« Nous voulons aborder le vieillissement de façon positive ». C'est par ces mots que Camille Gaillard-Minier, ministre déléguée chargée de l'Autonomie, justifie le changement de nom des Ehpad en Maisons France Autonomie. L'objectif ne semble pas seulement sémantique : il s'agit de passer d'une vision centrée sur la dépendance à une approche valorisant le choix de vie. Cela se traduirait par des espaces ouverts sur l'extérieur, où la personne âgée resterait avant tout ''un citoyen''. « Le mot ''maison'' me semble être le plus important », souligne-t-elle dans La Tribune, rappelant qu'un tiers de la population française aura plus de 65 ans en 2050. Ces lieux doivent devenir des espaces où l'on souhaite habiter, et non plus des structures fermées.
Un défi humain : 200 000 bras à trouver
La feuille de route ministérielle s'articule autour de six priorités, dont une urgence sociale absolue : le recrutement. Pour répondre au choc démographique et au vieillissement de la population, le secteur doit attirer 200 000 professionnels supplémentaires d'ici 2050. Cette ambition nécessite une revalorisation profonde des métiers du soin (infirmiers, kinés, aides-soignants) pour freiner un absentéisme aujourd'hui trois fois supérieur à la moyenne nationale.
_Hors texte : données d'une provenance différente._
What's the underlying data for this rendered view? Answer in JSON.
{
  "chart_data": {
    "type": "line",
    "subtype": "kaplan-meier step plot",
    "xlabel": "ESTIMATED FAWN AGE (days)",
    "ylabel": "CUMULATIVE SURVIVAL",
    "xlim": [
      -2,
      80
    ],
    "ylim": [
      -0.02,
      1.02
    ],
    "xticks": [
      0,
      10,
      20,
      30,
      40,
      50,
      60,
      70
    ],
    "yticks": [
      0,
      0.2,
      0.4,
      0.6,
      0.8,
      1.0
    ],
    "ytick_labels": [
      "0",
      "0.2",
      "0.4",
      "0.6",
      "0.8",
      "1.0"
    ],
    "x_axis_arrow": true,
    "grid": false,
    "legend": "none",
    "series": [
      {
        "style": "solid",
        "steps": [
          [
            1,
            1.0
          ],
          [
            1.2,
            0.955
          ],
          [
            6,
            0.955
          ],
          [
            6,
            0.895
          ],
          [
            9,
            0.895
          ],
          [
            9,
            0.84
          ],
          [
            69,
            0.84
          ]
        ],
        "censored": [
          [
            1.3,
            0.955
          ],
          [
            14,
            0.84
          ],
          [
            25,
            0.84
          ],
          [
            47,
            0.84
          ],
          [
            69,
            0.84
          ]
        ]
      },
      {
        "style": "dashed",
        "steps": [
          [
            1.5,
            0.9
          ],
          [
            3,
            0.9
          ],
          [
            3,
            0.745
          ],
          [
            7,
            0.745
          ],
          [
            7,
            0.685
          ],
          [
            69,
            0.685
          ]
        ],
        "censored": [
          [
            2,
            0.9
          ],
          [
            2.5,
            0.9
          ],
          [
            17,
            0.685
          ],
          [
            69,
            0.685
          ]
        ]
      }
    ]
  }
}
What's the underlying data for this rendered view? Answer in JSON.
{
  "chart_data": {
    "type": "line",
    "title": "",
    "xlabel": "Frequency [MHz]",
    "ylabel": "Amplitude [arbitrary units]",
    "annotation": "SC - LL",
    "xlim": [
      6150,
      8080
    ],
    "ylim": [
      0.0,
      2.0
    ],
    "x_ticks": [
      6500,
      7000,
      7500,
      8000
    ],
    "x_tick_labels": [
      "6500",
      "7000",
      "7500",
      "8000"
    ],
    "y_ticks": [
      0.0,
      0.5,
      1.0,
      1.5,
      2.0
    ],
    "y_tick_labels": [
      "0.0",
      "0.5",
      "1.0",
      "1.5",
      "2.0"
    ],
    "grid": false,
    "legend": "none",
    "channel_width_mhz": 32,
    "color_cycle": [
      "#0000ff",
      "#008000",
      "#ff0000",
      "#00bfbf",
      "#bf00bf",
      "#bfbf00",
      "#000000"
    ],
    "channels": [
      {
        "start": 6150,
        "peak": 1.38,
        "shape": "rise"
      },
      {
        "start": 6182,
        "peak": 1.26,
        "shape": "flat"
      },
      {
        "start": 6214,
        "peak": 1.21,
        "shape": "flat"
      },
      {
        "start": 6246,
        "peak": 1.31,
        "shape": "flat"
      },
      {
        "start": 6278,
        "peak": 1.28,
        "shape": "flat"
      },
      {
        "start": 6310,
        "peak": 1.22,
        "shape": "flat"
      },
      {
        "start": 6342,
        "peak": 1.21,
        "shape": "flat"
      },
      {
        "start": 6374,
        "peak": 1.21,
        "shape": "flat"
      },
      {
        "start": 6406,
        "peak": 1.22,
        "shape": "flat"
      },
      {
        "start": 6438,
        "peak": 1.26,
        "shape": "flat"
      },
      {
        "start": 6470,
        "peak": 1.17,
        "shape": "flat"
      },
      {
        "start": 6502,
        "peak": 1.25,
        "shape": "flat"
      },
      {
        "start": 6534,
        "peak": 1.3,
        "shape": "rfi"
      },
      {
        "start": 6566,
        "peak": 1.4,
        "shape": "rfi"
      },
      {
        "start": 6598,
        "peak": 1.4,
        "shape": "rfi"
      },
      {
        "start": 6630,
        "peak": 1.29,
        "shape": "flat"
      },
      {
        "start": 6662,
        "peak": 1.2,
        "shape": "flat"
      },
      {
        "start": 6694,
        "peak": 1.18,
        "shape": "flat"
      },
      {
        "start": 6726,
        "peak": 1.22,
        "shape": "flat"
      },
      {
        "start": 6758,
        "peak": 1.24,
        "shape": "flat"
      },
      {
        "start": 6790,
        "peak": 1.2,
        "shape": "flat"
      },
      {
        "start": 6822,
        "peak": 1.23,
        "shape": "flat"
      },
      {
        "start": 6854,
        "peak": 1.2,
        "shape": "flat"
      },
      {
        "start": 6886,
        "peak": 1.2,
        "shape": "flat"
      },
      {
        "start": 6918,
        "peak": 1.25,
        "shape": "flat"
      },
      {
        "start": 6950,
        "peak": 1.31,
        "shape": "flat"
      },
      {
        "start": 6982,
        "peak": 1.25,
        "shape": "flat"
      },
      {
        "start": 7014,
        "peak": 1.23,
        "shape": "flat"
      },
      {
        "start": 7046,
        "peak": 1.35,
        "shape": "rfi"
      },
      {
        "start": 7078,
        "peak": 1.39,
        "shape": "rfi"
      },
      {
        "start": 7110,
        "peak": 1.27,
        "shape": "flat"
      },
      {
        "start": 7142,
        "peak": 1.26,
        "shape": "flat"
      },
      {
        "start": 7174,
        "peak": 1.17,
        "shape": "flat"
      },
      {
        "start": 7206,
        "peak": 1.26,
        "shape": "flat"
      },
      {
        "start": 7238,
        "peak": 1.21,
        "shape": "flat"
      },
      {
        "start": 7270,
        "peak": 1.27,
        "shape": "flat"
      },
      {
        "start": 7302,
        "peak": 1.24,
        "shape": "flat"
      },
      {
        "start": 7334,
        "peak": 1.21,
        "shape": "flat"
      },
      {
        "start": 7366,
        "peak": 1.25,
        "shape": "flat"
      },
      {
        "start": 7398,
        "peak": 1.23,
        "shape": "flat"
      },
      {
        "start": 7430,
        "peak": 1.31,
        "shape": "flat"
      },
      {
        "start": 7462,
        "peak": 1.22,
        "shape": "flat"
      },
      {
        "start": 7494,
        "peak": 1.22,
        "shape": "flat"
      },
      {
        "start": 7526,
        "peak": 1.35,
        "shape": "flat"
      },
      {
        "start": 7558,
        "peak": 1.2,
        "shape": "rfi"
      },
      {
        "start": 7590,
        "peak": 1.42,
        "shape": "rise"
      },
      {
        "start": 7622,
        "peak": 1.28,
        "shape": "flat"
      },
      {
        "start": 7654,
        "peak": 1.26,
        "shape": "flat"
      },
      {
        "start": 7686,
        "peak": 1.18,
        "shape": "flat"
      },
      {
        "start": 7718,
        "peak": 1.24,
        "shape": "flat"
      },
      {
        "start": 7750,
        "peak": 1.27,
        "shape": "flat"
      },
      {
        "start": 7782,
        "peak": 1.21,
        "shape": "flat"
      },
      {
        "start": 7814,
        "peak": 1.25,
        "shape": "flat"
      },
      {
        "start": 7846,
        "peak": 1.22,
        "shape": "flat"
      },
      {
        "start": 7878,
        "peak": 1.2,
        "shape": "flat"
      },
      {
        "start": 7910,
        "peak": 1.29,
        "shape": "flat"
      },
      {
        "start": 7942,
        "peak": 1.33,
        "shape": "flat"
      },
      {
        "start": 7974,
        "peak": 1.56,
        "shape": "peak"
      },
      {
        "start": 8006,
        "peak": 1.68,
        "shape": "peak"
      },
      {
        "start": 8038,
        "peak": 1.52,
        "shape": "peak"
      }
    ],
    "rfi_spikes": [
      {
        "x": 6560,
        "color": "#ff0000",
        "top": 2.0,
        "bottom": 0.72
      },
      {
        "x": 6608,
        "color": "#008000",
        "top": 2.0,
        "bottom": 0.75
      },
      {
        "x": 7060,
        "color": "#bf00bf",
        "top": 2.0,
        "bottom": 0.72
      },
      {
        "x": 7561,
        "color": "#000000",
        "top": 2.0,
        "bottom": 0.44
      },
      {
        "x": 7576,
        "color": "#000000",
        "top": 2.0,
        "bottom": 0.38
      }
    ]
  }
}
Un défi à la fois humain et financier, alors même que ces professions souffrent déjà d'un manque d'attractivité chronique. « Il est impératif de réfléchir à la façon dont nous aidons aussi ceux qui aident », insiste la ministre, plaçant la reconnaissance des métiers au sommet de ses priorités pour 2026.
Soutenir les 8 à 11 millions d'aidants
Au cœur de cette transformation, la ministre cible les 8 à 11 millions d'aidants familiaux, piliers invisibles de la solidarité nationale. La sixième priorité de sa feuille de route leur est dédiée. Pour Camille Gaillard-Minier, l'autonomie ne peut se concevoir sans un accompagnement robuste de ceux qui soutiennent leurs proches au quotidien. Cela passe par une diversification des habitats partagés et un renforcement de l'aide à domicile pour permettre à chaque citoyen de vieillir en bonne santé.
Un financement sous surveillance
Si la volonté politique est affichée, le volet financier reste le nerf de la guerre. Actuellement, la France consacre environ 30 milliards d'euros par an au vieillissement. Mais face à des Ehpad publics dont 70 % à 80 % sont en déficit financier, le secteur appelle à une réaction rapide. La ministre a confirmé la mobilisation, dès cette année, d'un fonds de transformation et de qualité spécifiquement destiné aux Ehpad, crédits existants votés dans la loi de financement de la sécurité sociale pour 2026. Ce levier financier doit servir d'accélérateur pour : adapter les infrastructures (passer d'un modèle hospitalier à des établissements « ouverts sur l'extérieur » et conçus comme de véritables domiciles) et améliorer la qualité de prise en charge (financer des projets concrets qui remettent le lien social au centre du quotidien des résidents).
Elle promet également une « conférence nationale de l'autonomie » en septembre prochain pour graver ces nouvelles mesures dans le marbre. L'enjeu est de taille : transformer un modèle à bout de souffle en un système durable, capable de garantir la dignité des aînés.